Clay holds water so well, especially mulched, that you don't really have to water during the summer unless there's a drought. BUT, during this first bit of spring when you've got fragile transplants and seeds, you do have to water. Where you have seeds, you want the soil to be visibly damp. If it isn't dark with dampness, water it (with a light spray so you don't wash away your seeds). On some of these hot days, that might be twice a day or more! The transplants can take a little more dryness, but not much -- there should be moisture right below the surface.
When the seeds have sprouted and the transplants have been in place about a week, you can stop worrying and let the plants grow deeper roots if they want water.

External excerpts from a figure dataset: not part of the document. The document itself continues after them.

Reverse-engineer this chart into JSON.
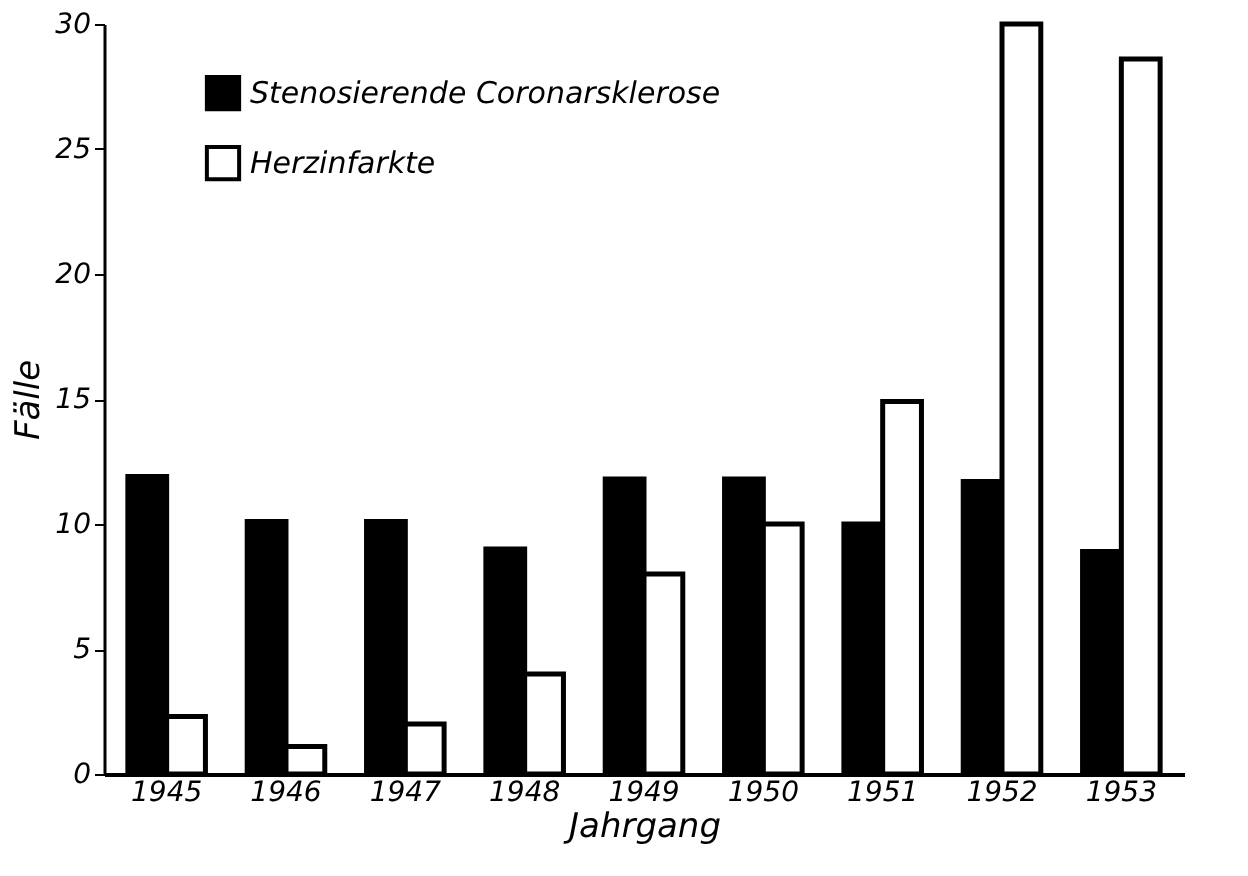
{
  "chart_data": {
    "type": "bar",
    "xlabel": "Jahrgang",
    "ylabel": "Fälle",
    "categories": [
      "1945",
      "1946",
      "1947",
      "1948",
      "1949",
      "1950",
      "1951",
      "1952",
      "1953"
    ],
    "series": [
      {
        "name": "Stenosierende Coronarsklerose",
        "color": "#000000",
        "values": [
          11.9,
          10.1,
          10.1,
          9.0,
          11.8,
          11.8,
          10.0,
          11.7,
          8.9
        ]
      },
      {
        "name": "Herzinfarkte",
        "color": "#ffffff",
        "values": [
          2.3,
          1.1,
          2.0,
          4.0,
          8.0,
          10.0,
          14.9,
          30.0,
          28.6
        ]
      }
    ],
    "ylim": [
      0,
      30
    ],
    "yticks": [
      0,
      5,
      10,
      15,
      20,
      25,
      30
    ],
    "grid": false,
    "legend": "top left"
  }
}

If you keep them waterlogged now, they'll never grow the kind of roots they should and they'll be fragile forever. Especially considering the sort of wind and storm we get in the summertime, you want your plants to have deep roots so they don't get uprooted (as my tomatoes have!). The crust that forms on the surface of the soil is now your friend -- it will stymie a lot of the weeds that try to grow. You'll have to pull the rest, though.

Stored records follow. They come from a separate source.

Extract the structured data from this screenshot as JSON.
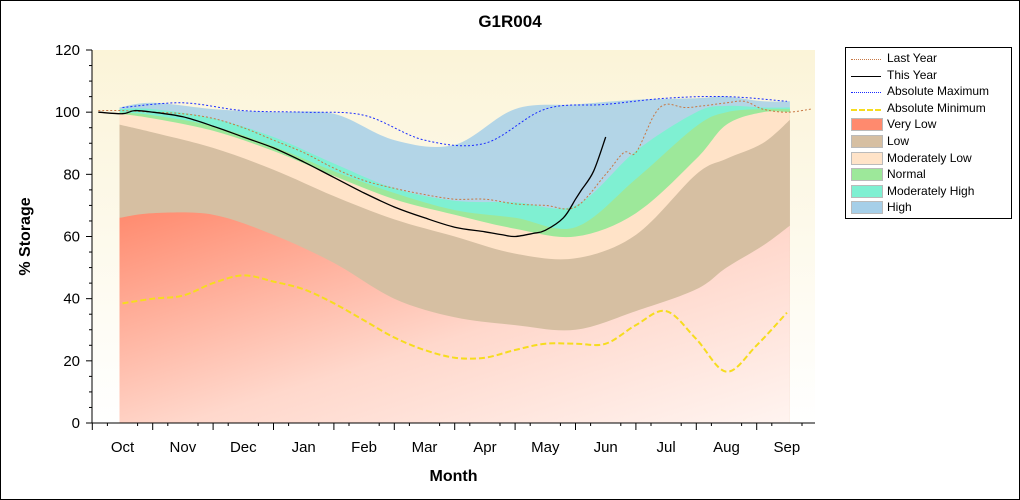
{
  "chart_data": {
    "type": "area",
    "title": "G1R004",
    "xlabel": "Month",
    "ylabel": "% Storage",
    "ylim": [
      0,
      120
    ],
    "yticks": [
      0,
      20,
      40,
      60,
      80,
      100,
      120
    ],
    "categories": [
      "Oct",
      "Nov",
      "Dec",
      "Jan",
      "Feb",
      "Mar",
      "Apr",
      "May",
      "Jun",
      "Jul",
      "Aug",
      "Sep"
    ],
    "grid": false,
    "legend_position": "right",
    "bands": [
      {
        "name": "Very Low",
        "color": "#ff8a6e",
        "upper": [
          66,
          67.5,
          67,
          60.5,
          51.5,
          40,
          34,
          31.5,
          30,
          36,
          43,
          50,
          57,
          63.5
        ]
      },
      {
        "name": "Low",
        "color": "#d6bfa2",
        "upper": [
          96,
          93.5,
          88.5,
          81.5,
          73,
          65.5,
          60,
          54.5,
          53,
          60.5,
          80,
          85,
          90,
          97.5
        ]
      },
      {
        "name": "Moderately Low",
        "color": "#ffe3c8",
        "upper": [
          99.5,
          98,
          94,
          87.5,
          79.5,
          72,
          67,
          62.5,
          60,
          67.5,
          85,
          96,
          100,
          100
        ]
      },
      {
        "name": "Normal",
        "color": "#9de89a",
        "upper": [
          100,
          99,
          95.5,
          89,
          81,
          74,
          68.5,
          66,
          63,
          78.5,
          95.5,
          100,
          101,
          101
        ]
      },
      {
        "name": "Moderately High",
        "color": "#7ff0d2",
        "upper": [
          101,
          101,
          98,
          92,
          83.5,
          75.5,
          71.5,
          71,
          70,
          87.5,
          100,
          102,
          101.5,
          101.5
        ]
      },
      {
        "name": "High",
        "color": "#a6cfe8",
        "upper": [
          101.5,
          103,
          101,
          100,
          99.5,
          91,
          89.5,
          101,
          102.5,
          104,
          104.5,
          105,
          103.5,
          103.5
        ]
      }
    ],
    "series": [
      {
        "name": "Last Year",
        "color": "#c87844",
        "style": "dot",
        "x": [
          -0.4,
          0,
          0.5,
          1,
          1.5,
          2,
          2.5,
          3,
          3.5,
          4,
          4.5,
          5,
          5.5,
          6,
          6.5,
          7,
          7.5,
          8,
          8.3,
          8.5,
          8.8,
          9,
          9.3,
          9.6,
          10,
          10.3,
          10.6,
          11,
          11.4
        ],
        "y": [
          100.5,
          100.5,
          100,
          99.5,
          98,
          95,
          91,
          87,
          82,
          78,
          75.5,
          73.5,
          72,
          72,
          70.5,
          70,
          69.5,
          80,
          87,
          87,
          99,
          102.5,
          101.5,
          102,
          103,
          103.5,
          101,
          100,
          101
        ]
      },
      {
        "name": "This Year",
        "color": "#000000",
        "style": "solid",
        "x": [
          -0.4,
          0,
          0.2,
          0.5,
          1,
          1.5,
          2,
          2.5,
          3,
          3.5,
          4,
          4.5,
          5,
          5.5,
          6,
          6.3,
          6.5,
          6.8,
          7,
          7.3,
          7.5,
          7.6,
          7.8,
          8
        ],
        "y": [
          100,
          99.5,
          100.5,
          100,
          98.5,
          95.5,
          92,
          88.5,
          84,
          79,
          74,
          69.5,
          66,
          63,
          61.5,
          60.5,
          60,
          61,
          62,
          66,
          72,
          75,
          81,
          92
        ]
      },
      {
        "name": "Absolute Maximum",
        "color": "#1a2cff",
        "style": "dot",
        "x": [
          0,
          1,
          2,
          3,
          4,
          5,
          6,
          7,
          8,
          9,
          10,
          11
        ],
        "y": [
          101.5,
          103,
          100.5,
          100,
          99,
          91,
          90,
          101,
          102.5,
          104.5,
          105,
          103.5
        ]
      },
      {
        "name": "Absolute Minimum",
        "color": "#f6dc1e",
        "style": "dash",
        "x": [
          0,
          0.5,
          1,
          1.5,
          2,
          2.5,
          3,
          3.5,
          4,
          4.5,
          5,
          5.5,
          6,
          6.5,
          7,
          7.5,
          8,
          8.5,
          9,
          9.5,
          10,
          10.5,
          11
        ],
        "y": [
          38.5,
          40,
          41,
          45,
          47.5,
          45.5,
          43,
          38.5,
          33,
          27.5,
          23.5,
          21,
          21,
          23.5,
          25.5,
          25.5,
          25.5,
          31.5,
          36,
          27,
          16.5,
          25,
          35.5
        ]
      }
    ]
  },
  "legend": {
    "items": [
      {
        "label": "Last Year",
        "swatch": "line-dot",
        "color": "#c87844"
      },
      {
        "label": "This Year",
        "swatch": "line-solid",
        "color": "#000000"
      },
      {
        "label": "Absolute Maximum",
        "swatch": "line-dot",
        "color": "#1a2cff"
      },
      {
        "label": "Absolute Minimum",
        "swatch": "line-dash",
        "color": "#f6dc1e"
      },
      {
        "label": "Very Low",
        "swatch": "fill",
        "color": "#ff8a6e"
      },
      {
        "label": "Low",
        "swatch": "fill",
        "color": "#d6bfa2"
      },
      {
        "label": "Moderately Low",
        "swatch": "fill",
        "color": "#ffe3c8"
      },
      {
        "label": "Normal",
        "swatch": "fill",
        "color": "#9de89a"
      },
      {
        "label": "Moderately High",
        "swatch": "fill",
        "color": "#7ff0d2"
      },
      {
        "label": "High",
        "swatch": "fill",
        "color": "#a6cfe8"
      }
    ]
  }
}
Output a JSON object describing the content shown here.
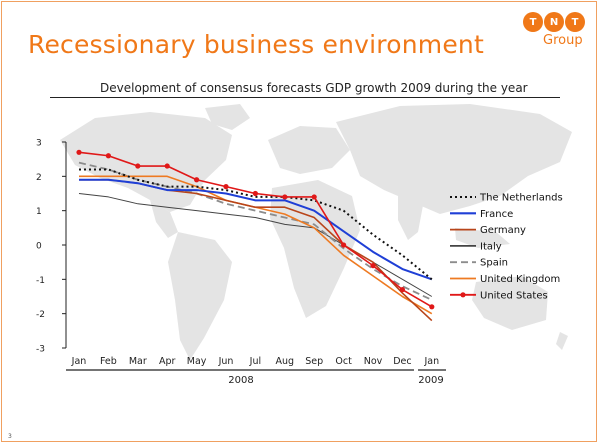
{
  "slide": {
    "title": "Recessionary business environment",
    "page_number": "3"
  },
  "logo": {
    "letters": [
      "T",
      "N",
      "T"
    ],
    "group": "Group"
  },
  "colors": {
    "accent": "#f07818",
    "netherlands": "#111111",
    "france": "#1f3fd6",
    "germany": "#b8451a",
    "italy": "#444444",
    "spain": "#8c8c8c",
    "united_kingdom": "#ee7a22",
    "united_states": "#e01818"
  },
  "chart_data": {
    "type": "line",
    "title": "Development of consensus forecasts GDP growth 2009 during the year",
    "xlabel": "",
    "ylabel": "",
    "categories": [
      "Jan",
      "Feb",
      "Mar",
      "Apr",
      "May",
      "Jun",
      "Jul",
      "Aug",
      "Sep",
      "Oct",
      "Nov",
      "Dec",
      "Jan"
    ],
    "year_labels": [
      "2008",
      "2009"
    ],
    "ylim": [
      -3,
      3
    ],
    "yticks": [
      "3",
      "2",
      "1",
      "0",
      "-1",
      "-2",
      "-3"
    ],
    "grid": false,
    "legend_position": "right",
    "series": [
      {
        "name": "The Netherlands",
        "style": "dotted",
        "values": [
          2.2,
          2.2,
          1.9,
          1.7,
          1.7,
          1.6,
          1.4,
          1.4,
          1.3,
          1.0,
          0.3,
          -0.3,
          -1.0
        ]
      },
      {
        "name": "France",
        "style": "solid",
        "values": [
          1.9,
          1.9,
          1.8,
          1.6,
          1.6,
          1.5,
          1.3,
          1.3,
          1.0,
          0.4,
          -0.2,
          -0.7,
          -1.0
        ]
      },
      {
        "name": "Germany",
        "style": "solid",
        "values": [
          1.9,
          1.9,
          1.8,
          1.6,
          1.5,
          1.3,
          1.1,
          1.1,
          0.8,
          0.0,
          -0.5,
          -1.4,
          -2.2
        ]
      },
      {
        "name": "Italy",
        "style": "solid",
        "values": [
          1.5,
          1.4,
          1.2,
          1.1,
          1.0,
          0.9,
          0.8,
          0.6,
          0.5,
          0.0,
          -0.5,
          -1.0,
          -1.5
        ]
      },
      {
        "name": "Spain",
        "style": "dashed",
        "values": [
          2.4,
          2.2,
          1.9,
          1.7,
          1.5,
          1.2,
          1.0,
          0.8,
          0.6,
          -0.1,
          -0.7,
          -1.2,
          -1.6
        ]
      },
      {
        "name": "United Kingdom",
        "style": "solid",
        "values": [
          2.0,
          2.0,
          2.0,
          2.0,
          1.7,
          1.3,
          1.1,
          0.9,
          0.5,
          -0.3,
          -0.9,
          -1.5,
          -2.0
        ]
      },
      {
        "name": "United States",
        "style": "solid-markers",
        "values": [
          2.7,
          2.6,
          2.3,
          2.3,
          1.9,
          1.7,
          1.5,
          1.4,
          1.4,
          0.0,
          -0.6,
          -1.3,
          -1.8
        ]
      }
    ]
  }
}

Once the plants are big enough not to be lost in it, you can replace your mulch. That will do several things: it will keep moisture in the soil in hot weather; it will keep the soil from washing away and compacting in dry weather; it will add organic matter to the soil (which, in a suburban lot, you desperately need); and it will block all but the toughest weeds from coming up. Keep that mulch on there, and add more if you have it! Every time I mow, I throw the clippings on the garden.
After that, there's not much to say. If I don't get a good rainstorm every week, I call it a drought and start watering. You want to really soak the garden when you do water, so that the water actually penetrates. Five minutes of sprinkling ain't gonna cut it. I move the hose from bed to bed as each starts looking really flooded and puddly. And then if I've gone through them all and the first one's puddles have dried up, I do them again. Even so I never seem to water as well as the rain does, so I might need to water every day or two until we get rain again.

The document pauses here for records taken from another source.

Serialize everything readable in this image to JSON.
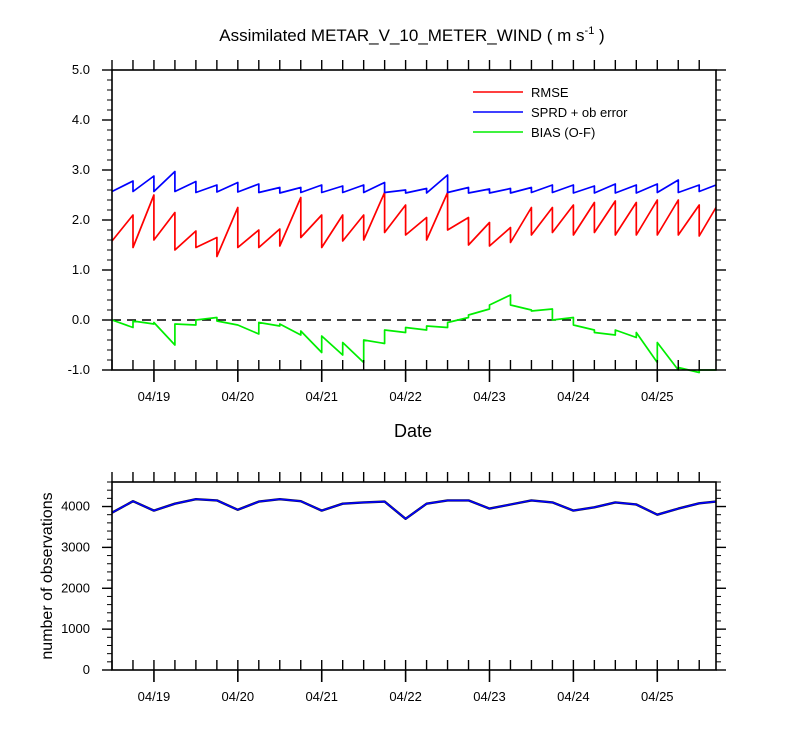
{
  "colors": {
    "rmse": "#ff0000",
    "sprd": "#0000ff",
    "bias": "#00ee00",
    "obs": "#0000ff",
    "obs_shadow": "#111111",
    "zero_line": "#000000"
  },
  "chart_data": [
    {
      "type": "line",
      "title": "Assimilated METAR_V_10_METER_WIND ( m s",
      "title_sup": "-1",
      "title_end": " )",
      "xlabel": "Date",
      "ylabel": "",
      "xlim": [
        0,
        7.2
      ],
      "ylim": [
        -1.0,
        5.0
      ],
      "y_ticks": [
        -1.0,
        0.0,
        1.0,
        2.0,
        3.0,
        4.0,
        5.0
      ],
      "y_tick_labels": [
        "-1.0",
        "0.0",
        "1.0",
        "2.0",
        "3.0",
        "4.0",
        "5.0"
      ],
      "x_tick_labels": [
        "04/19",
        "04/20",
        "04/21",
        "04/22",
        "04/23",
        "04/24",
        "04/25"
      ],
      "legend_position": "top-right",
      "zero_line": true,
      "series": [
        {
          "name": "RMSE",
          "x": [
            0,
            0.25,
            0.25,
            0.5,
            0.5,
            0.75,
            0.75,
            1.0,
            1.0,
            1.25,
            1.25,
            1.5,
            1.5,
            1.75,
            1.75,
            2.0,
            2.0,
            2.25,
            2.25,
            2.5,
            2.5,
            2.75,
            2.75,
            3.0,
            3.0,
            3.25,
            3.25,
            3.5,
            3.5,
            3.75,
            3.75,
            4.0,
            4.0,
            4.25,
            4.25,
            4.5,
            4.5,
            4.75,
            4.75,
            5.0,
            5.0,
            5.25,
            5.25,
            5.5,
            5.5,
            5.75,
            5.75,
            6.0,
            6.0,
            6.25,
            6.25,
            6.5,
            6.5,
            6.75,
            6.75,
            7.0,
            7.0,
            7.2
          ],
          "values": [
            1.58,
            2.1,
            1.45,
            2.5,
            1.6,
            2.15,
            1.4,
            1.78,
            1.45,
            1.65,
            1.27,
            2.25,
            1.45,
            1.8,
            1.45,
            1.82,
            1.48,
            2.45,
            1.65,
            2.1,
            1.45,
            2.1,
            1.58,
            2.1,
            1.6,
            2.55,
            1.75,
            2.3,
            1.7,
            2.05,
            1.6,
            2.55,
            1.8,
            2.05,
            1.5,
            1.95,
            1.48,
            1.85,
            1.55,
            2.25,
            1.7,
            2.25,
            1.75,
            2.3,
            1.7,
            2.35,
            1.75,
            2.38,
            1.7,
            2.35,
            1.7,
            2.4,
            1.7,
            2.4,
            1.7,
            2.3,
            1.68,
            2.25
          ]
        },
        {
          "name": "SPRD + ob error",
          "x": [
            0,
            0.25,
            0.25,
            0.5,
            0.5,
            0.75,
            0.75,
            1.0,
            1.0,
            1.25,
            1.25,
            1.5,
            1.5,
            1.75,
            1.75,
            2.0,
            2.0,
            2.25,
            2.25,
            2.5,
            2.5,
            2.75,
            2.75,
            3.0,
            3.0,
            3.25,
            3.25,
            3.5,
            3.5,
            3.75,
            3.75,
            4.0,
            4.0,
            4.25,
            4.25,
            4.5,
            4.5,
            4.75,
            4.75,
            5.0,
            5.0,
            5.25,
            5.25,
            5.5,
            5.5,
            5.75,
            5.75,
            6.0,
            6.0,
            6.25,
            6.25,
            6.5,
            6.5,
            6.75,
            6.75,
            7.0,
            7.0,
            7.2
          ],
          "values": [
            2.57,
            2.78,
            2.57,
            2.88,
            2.57,
            2.97,
            2.57,
            2.77,
            2.55,
            2.7,
            2.56,
            2.75,
            2.56,
            2.72,
            2.55,
            2.65,
            2.54,
            2.65,
            2.55,
            2.7,
            2.55,
            2.68,
            2.55,
            2.7,
            2.55,
            2.75,
            2.55,
            2.6,
            2.54,
            2.63,
            2.54,
            2.9,
            2.55,
            2.65,
            2.54,
            2.62,
            2.54,
            2.63,
            2.54,
            2.65,
            2.55,
            2.7,
            2.55,
            2.7,
            2.54,
            2.68,
            2.54,
            2.72,
            2.54,
            2.7,
            2.54,
            2.72,
            2.55,
            2.8,
            2.55,
            2.7,
            2.57,
            2.7
          ]
        },
        {
          "name": "BIAS (O-F)",
          "x": [
            0,
            0.25,
            0.25,
            0.5,
            0.5,
            0.75,
            0.75,
            1.0,
            1.0,
            1.25,
            1.25,
            1.5,
            1.5,
            1.75,
            1.75,
            2.0,
            2.0,
            2.25,
            2.25,
            2.5,
            2.5,
            2.75,
            2.75,
            3.0,
            3.0,
            3.25,
            3.25,
            3.5,
            3.5,
            3.75,
            3.75,
            4.0,
            4.0,
            4.25,
            4.25,
            4.5,
            4.5,
            4.75,
            4.75,
            5.0,
            5.0,
            5.25,
            5.25,
            5.5,
            5.5,
            5.75,
            5.75,
            6.0,
            6.0,
            6.25,
            6.25,
            6.5,
            6.5,
            6.75,
            6.75,
            7.0,
            7.0,
            7.2
          ],
          "values": [
            0.0,
            -0.15,
            -0.02,
            -0.08,
            -0.05,
            -0.5,
            -0.08,
            -0.1,
            0.0,
            0.05,
            -0.02,
            -0.1,
            -0.1,
            -0.28,
            -0.05,
            -0.12,
            -0.08,
            -0.3,
            -0.22,
            -0.65,
            -0.32,
            -0.7,
            -0.45,
            -0.85,
            -0.4,
            -0.47,
            -0.2,
            -0.25,
            -0.15,
            -0.2,
            -0.12,
            -0.15,
            -0.05,
            0.05,
            0.1,
            0.22,
            0.3,
            0.5,
            0.3,
            0.2,
            0.18,
            0.22,
            0.0,
            0.05,
            -0.1,
            -0.2,
            -0.25,
            -0.3,
            -0.2,
            -0.35,
            -0.25,
            -0.85,
            -0.45,
            -1.0,
            -0.95,
            -1.05,
            -1.0,
            -1.0
          ]
        }
      ]
    },
    {
      "type": "line",
      "title": "",
      "xlabel": "",
      "ylabel": "number of observations",
      "xlim": [
        0,
        7.2
      ],
      "ylim": [
        0,
        4600
      ],
      "y_ticks": [
        0,
        1000,
        2000,
        3000,
        4000
      ],
      "y_tick_labels": [
        "0",
        "1000",
        "2000",
        "3000",
        "4000"
      ],
      "x_tick_labels": [
        "04/19",
        "04/20",
        "04/21",
        "04/22",
        "04/23",
        "04/24",
        "04/25"
      ],
      "series": [
        {
          "name": "number of observations",
          "x": [
            0,
            0.25,
            0.5,
            0.75,
            1.0,
            1.25,
            1.5,
            1.75,
            2.0,
            2.25,
            2.5,
            2.75,
            3.0,
            3.25,
            3.5,
            3.75,
            4.0,
            4.25,
            4.5,
            4.75,
            5.0,
            5.25,
            5.5,
            5.75,
            6.0,
            6.25,
            6.5,
            6.75,
            7.0,
            7.2
          ],
          "values": [
            3850,
            4130,
            3900,
            4070,
            4180,
            4150,
            3920,
            4120,
            4180,
            4130,
            3900,
            4070,
            4100,
            4120,
            3700,
            4070,
            4150,
            4150,
            3950,
            4050,
            4150,
            4100,
            3900,
            3980,
            4100,
            4050,
            3800,
            3950,
            4080,
            4120
          ]
        }
      ]
    }
  ]
}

Stake the tomatoes, because the storms will rip them right up if you don't. You might want to hill the soil around their stems too, especially when a storm is predicted. Your bean trellises had better be sturdy. I've had lots of things break.
Expect the growing season to go clear through October. Around Halloween we get the frost that kills my tomatoes. When it's predicted, you go through and pick all the green tomatoes to ripen inside, because if you leave them out, they'll be ruined. (Or drape the plants with old sheets -- that sometimes works! I actually had plants survive under snow if they were mulched.) The hardy plants will keep going right through November -- I had broccoli still alive (though not really producing) till Christmas. One year, lettuce that was up against the house lived all winter long. But lettuce does not survive well here in summer, even the supposedly heat-tolerant kinds. If you have a way to shade yours, you might have better luck.
My big successes here in Virginia are tomatoes, squash, and beans. My big failures are peas ... they like cool spring weather, which we rarely have much of before it gets hot. I keep trying, though, because I love them. Bugs can be a real menace some summers. All you can do is study up on common pests and pick them off. I've suffered from Mexican bean beetles, squash borers, squash bugs, and cabbage moths. But it really depends on the year. I'm hoping for a mild bug year because our winter was so cold.
Does anyone else here garden in Virginia? For those who garden elsewhere, is it very different?